Wir mussten auf einen Schlag 1000 Läden schliessen. In solchen Situationen funktioniert man nur noch und sucht nach Lösungen. Das Thema hat mich aber weder erschüttert noch habe ich gehadert: Ich musste einfach agieren. In solchen Momenten wächst man als Team zusammen.
Mich ärgert es sehr, wenn die Konkurrenz vor uns ist.
Wegen der Pandemie kam der Einkaufstourismus zum Erliegen. Das hat Ihnen in die Hände gespielt.
In der Tat konnten wir wegen des stillstehenden Einkaufstourismus im Detailhandel wachsen. Mit den Lockerungen wird der Einkaufstourismus aber erneut anziehen. Trotzdem bin ich überzeugt, dass wir einen Teil des Umsatzes halten können.
Wie sehen Sie die Perspektiven für 2021?
In der Nähe einzukaufen hat an Bedeutung gewonnen. Darum wird auch dieses Jahr der Detailhandel gut laufen. Was wir im Detailhandel gewinnen, könnten wir im Grosshandel allenfalls verlieren, weil dieser stark von der Hotellerie und Gastronomie und damit von der Pandemie abhängig ist.
Viele Konzerne haben eine Du-Kultur, etwa Swisscom oder die SBB. Warum ist Coop da so zurückhaltend?

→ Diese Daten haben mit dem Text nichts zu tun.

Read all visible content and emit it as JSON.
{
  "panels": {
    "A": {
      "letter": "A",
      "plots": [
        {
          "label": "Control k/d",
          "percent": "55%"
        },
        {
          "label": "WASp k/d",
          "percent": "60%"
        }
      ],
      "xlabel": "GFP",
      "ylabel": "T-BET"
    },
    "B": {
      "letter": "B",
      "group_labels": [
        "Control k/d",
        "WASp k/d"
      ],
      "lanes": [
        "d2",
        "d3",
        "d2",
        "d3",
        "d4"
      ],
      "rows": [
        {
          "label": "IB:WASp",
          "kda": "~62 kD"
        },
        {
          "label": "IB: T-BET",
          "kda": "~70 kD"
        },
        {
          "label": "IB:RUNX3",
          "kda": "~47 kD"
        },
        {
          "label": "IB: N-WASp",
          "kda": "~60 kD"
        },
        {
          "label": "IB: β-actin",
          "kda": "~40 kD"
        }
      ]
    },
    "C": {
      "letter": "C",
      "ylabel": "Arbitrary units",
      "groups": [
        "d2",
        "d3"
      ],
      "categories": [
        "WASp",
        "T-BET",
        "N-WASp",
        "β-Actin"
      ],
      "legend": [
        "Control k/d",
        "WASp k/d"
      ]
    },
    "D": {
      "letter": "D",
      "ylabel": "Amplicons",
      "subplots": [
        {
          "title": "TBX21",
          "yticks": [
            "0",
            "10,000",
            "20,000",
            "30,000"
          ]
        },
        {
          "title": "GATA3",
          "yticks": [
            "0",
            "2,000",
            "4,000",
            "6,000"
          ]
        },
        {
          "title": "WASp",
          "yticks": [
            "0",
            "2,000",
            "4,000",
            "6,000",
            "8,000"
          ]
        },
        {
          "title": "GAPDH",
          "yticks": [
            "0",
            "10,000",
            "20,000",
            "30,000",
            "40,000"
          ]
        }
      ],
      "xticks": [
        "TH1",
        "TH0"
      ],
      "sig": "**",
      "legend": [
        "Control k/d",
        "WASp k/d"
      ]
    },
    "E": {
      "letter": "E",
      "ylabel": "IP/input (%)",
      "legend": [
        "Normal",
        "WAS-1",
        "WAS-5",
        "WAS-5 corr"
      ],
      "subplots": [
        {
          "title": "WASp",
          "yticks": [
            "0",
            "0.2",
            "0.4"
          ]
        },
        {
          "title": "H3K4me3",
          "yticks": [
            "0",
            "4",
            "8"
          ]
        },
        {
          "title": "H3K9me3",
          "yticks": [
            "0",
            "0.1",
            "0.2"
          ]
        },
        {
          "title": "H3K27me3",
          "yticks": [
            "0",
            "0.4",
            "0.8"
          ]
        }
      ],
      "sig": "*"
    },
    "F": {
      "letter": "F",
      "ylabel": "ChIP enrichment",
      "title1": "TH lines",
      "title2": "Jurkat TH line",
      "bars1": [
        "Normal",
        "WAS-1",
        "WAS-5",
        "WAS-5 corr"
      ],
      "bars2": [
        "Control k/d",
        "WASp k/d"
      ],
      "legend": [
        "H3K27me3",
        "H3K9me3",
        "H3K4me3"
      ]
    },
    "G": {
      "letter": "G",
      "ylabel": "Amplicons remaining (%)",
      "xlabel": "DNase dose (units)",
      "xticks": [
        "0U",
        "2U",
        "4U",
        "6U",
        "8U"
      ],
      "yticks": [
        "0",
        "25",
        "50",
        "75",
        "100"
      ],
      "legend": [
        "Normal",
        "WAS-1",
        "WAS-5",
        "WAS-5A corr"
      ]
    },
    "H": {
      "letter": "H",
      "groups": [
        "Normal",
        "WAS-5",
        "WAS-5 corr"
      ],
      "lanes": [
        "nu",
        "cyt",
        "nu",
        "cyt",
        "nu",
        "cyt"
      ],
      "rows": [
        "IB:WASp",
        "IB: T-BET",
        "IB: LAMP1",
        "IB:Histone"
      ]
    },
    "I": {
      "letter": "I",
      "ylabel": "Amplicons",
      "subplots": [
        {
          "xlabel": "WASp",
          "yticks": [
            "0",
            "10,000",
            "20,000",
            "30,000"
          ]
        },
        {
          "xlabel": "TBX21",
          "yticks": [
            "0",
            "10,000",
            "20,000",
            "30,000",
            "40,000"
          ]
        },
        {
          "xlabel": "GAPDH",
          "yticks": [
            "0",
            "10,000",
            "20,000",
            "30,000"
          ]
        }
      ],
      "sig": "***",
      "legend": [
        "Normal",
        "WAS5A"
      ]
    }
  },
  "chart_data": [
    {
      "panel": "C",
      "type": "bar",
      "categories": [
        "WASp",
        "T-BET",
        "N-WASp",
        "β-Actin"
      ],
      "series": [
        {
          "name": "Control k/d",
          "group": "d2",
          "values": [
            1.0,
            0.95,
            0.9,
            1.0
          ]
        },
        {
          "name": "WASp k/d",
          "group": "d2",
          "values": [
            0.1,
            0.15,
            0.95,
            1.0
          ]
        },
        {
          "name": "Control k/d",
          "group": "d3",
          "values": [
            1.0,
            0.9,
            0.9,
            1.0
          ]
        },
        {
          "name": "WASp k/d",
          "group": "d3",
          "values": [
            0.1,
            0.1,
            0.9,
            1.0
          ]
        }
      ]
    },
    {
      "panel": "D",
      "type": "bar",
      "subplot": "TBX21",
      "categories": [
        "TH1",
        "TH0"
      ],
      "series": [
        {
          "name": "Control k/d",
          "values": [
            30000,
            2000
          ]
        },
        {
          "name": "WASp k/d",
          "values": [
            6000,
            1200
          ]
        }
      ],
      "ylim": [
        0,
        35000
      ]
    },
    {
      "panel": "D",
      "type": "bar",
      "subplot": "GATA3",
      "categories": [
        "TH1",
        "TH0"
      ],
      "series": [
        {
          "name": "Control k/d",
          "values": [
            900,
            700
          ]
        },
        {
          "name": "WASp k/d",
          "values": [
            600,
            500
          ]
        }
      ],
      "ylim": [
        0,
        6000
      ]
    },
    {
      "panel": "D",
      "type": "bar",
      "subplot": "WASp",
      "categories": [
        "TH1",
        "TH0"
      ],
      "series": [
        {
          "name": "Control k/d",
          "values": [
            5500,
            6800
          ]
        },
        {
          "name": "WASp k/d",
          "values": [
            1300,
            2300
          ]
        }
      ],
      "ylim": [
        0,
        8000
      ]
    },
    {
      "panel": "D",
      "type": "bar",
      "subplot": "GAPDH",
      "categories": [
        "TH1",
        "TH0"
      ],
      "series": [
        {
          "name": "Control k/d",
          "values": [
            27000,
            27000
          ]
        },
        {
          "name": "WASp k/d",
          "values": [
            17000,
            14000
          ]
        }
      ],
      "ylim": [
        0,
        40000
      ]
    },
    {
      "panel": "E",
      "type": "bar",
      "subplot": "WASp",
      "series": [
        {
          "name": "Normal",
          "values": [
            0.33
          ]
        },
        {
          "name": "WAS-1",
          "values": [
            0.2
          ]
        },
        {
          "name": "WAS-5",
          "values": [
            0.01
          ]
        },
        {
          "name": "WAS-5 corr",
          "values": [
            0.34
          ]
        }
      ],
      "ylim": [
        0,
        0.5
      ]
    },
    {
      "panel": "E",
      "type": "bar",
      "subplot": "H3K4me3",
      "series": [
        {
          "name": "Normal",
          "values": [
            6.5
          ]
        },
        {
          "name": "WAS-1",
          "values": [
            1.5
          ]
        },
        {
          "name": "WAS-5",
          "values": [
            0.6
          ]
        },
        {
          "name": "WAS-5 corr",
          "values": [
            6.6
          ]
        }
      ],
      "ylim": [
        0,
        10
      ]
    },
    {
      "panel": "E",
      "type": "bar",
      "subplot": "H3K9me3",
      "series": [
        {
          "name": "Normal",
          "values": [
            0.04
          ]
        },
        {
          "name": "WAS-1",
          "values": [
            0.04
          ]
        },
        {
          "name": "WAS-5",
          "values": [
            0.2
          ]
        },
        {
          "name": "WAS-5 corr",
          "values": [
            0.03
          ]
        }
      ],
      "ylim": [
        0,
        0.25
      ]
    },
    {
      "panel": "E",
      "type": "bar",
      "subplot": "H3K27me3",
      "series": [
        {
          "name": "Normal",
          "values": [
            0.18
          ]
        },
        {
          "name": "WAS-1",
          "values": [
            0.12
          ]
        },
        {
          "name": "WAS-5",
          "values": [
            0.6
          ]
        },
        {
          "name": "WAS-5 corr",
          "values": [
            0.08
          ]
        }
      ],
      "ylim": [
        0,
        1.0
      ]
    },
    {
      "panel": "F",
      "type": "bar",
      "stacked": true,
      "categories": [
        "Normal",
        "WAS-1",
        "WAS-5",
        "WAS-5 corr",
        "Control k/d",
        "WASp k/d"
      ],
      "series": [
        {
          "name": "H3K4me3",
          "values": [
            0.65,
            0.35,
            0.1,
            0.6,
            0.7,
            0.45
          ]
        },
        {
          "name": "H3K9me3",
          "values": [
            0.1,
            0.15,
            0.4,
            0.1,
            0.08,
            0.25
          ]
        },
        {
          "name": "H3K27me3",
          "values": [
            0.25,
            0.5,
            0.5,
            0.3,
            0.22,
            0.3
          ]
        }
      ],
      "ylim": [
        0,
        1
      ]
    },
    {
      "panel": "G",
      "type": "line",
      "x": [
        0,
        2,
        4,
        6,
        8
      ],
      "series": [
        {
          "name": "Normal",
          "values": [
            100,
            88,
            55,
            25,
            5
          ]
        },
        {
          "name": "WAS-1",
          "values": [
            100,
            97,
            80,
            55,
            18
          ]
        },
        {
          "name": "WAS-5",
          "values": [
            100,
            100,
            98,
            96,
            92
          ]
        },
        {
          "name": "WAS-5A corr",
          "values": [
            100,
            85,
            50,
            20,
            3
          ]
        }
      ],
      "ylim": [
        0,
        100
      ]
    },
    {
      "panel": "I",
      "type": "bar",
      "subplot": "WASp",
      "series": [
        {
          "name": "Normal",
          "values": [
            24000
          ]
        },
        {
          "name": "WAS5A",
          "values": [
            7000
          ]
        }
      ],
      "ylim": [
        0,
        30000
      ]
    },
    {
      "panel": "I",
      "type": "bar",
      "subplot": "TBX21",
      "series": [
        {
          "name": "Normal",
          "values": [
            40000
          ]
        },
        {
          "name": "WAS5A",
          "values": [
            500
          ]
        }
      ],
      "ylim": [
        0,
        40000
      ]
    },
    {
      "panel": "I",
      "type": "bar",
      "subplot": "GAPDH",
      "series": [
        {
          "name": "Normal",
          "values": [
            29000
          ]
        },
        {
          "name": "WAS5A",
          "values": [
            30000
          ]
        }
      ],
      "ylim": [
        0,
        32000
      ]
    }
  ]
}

Ich wollte als Chef keine Du-Kultur verordnen. Die Leuten sollen das untereinander regeln. Persönlich bin ich mit vielen Leuten per du. Eine Firmenkultur kommt aus dem Herzen und hängt davon ab, wie man mit den Leuten umgeht und wie die Zusammenarbeit organisiert ist. Ob man einander duzt oder siezt, spielt keine Rolle.
Wie wird sich der Preiskampf im Schweizer Detailhandel noch weiter verschärfen?
Verglichen mit früher geben die Menschen weniger Geld für Lebensmittel aus. Trotzdem ist der Preiskampf da und wir müssen uns ihm stellen. Als Supermarkt wollen wir für alle Preislagen etwas anbieten können. Unsere Preise müssen auf dem Niveau der Konkurrenz sein.
Wie weit runter können die Preise noch gehen?
In gewissen Bereichen ist nicht mehr viel Luft drin. Klar ist: Der Preiskampf darf nicht zulasten der Natur gehen. Im ganzen Wertschöpfungsstrang gibt es aber immer wieder Möglichkeiten, Einsparungen zu erzielen, etwa in der Logistik, bei Zwischenhändlern oder bei Herstellern. Diese haben häufig die besseren Margen als Coop.
Wie sehr haben Sie darauf geschaut, was Ihre Konkurrenz macht?
Natürlich schaut man immer nach links und nach rechts. Mich ärgert es jeweils sehr, wenn die Konkurrenz vor uns ist. Ich bin da mit viel Emotionen dabei, aber daraus ziehe ich auch viel Energie. Grundsätzlich sehe ich es sportlich: Manchmal haben wir die Nase vorn, manchmal die anderen. Sehr gefreut hat mich stets auch Anerkennung der Konkurrenz, wovon wir teilweise über Umwege erfahren haben.
Sie wurden von der «Bilanz» mal als «Alpencharmeur» und «Berggrind» beschrieben. Trifft das zu?
Das sind Schubladisierungen, die ich locker nehme. Als Charmeur würde ich mich aber nicht bezeichnen. Meine Herkunft aus den Bergen will ich allerdings nicht verleugnen. Und ja: Ich kann einen harten Kopf haben.